La libéralisation du secteur des télécommunications appuyée par la Banque Mondiale a accouché d’un monstre : Mytel, « produit d’une transition démocratique corrompue, gérée par l’armée birmane afin de sauvegarder son pouvoir, ses privilèges et son impunité.»
Alors que les birmans ont très massivement rejeté les militaires et leurs affiliés dans les urnes lors des élections législatives du 8 novembre, JFM demande aux birmans de boycotter Mytel et à toutes les entreprises en lien avec Mytel et Viettel de couper les ponts. Jusqu’à ce que l’armée birmane soit placée sous contrôle civil, « désinvestie » de l’économie et rende compte de ses crimes.
Pour aller plus loin :
Liens vers les constats et les recommandations du rapport de JFM (en français)
Contacts presse :
Yadanar Maung, JFM media@justiceformyanmar.org
Sophie Brondel, Info Birmanie + 33 (0)7 62 80 61 33 sophie@info-birmanie.org
[1] Si Mytel a été créée en 2018 par le gouvernement civil, qui en détient 28 % des parts, celles-ci sont gérées à travers Star High Co.

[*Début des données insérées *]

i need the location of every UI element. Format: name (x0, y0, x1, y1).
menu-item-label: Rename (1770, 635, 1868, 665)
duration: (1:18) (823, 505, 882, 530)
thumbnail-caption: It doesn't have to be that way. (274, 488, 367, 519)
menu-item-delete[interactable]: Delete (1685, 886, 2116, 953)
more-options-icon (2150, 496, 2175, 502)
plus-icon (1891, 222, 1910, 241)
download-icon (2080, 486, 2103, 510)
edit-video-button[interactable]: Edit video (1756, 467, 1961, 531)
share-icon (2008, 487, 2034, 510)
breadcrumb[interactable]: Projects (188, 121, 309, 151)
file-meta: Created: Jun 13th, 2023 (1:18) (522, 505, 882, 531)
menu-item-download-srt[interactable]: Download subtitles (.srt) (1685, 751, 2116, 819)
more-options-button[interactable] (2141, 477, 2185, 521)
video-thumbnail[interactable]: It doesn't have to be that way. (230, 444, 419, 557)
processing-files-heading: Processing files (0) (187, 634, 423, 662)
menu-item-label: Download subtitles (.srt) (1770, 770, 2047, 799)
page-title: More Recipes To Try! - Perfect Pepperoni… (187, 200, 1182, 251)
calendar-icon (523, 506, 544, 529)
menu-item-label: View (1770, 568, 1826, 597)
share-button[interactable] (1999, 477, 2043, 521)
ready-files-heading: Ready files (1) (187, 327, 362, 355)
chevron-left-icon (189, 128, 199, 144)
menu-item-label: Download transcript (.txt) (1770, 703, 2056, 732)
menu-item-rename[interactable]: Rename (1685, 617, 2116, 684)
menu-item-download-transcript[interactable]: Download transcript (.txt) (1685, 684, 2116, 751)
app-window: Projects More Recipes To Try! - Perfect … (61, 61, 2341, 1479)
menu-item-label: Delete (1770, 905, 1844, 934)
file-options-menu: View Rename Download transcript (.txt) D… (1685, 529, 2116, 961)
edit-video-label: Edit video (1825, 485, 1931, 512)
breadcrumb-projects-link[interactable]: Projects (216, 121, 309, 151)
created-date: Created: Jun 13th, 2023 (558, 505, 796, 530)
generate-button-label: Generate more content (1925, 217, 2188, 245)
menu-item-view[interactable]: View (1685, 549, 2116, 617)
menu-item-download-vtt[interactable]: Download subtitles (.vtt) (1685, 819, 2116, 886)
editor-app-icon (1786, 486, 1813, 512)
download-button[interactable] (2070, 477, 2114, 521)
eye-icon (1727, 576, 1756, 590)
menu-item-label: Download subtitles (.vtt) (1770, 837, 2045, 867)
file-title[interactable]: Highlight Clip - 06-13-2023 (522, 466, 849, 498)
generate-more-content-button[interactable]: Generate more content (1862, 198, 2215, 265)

Ltd., une entité privée qui n’est autre qu’une filiale du conglomérat militaire Myanmar Economic Corporation (MEC). Le plus gros actionnaire de Mytel est le Military Industry and Telecoms Group (Viettel), détenu par le Ministère de la défense vietnamien.
[2] Pages 55 et suivants du rapport
[3] Page 62 du rapport: ArianeSpace est une filiale d’ArianeGroup, une joint-venture française entre Airbus et Safran SA.
[4] Page 95 du rapport: Domiciliée en France, Digital Virgo appartient à BNP Paribas et à la société de capital-investissement Sofival, toutes deux domiciliées en France, et à Ioda SA, domiciliée au Luxembourg.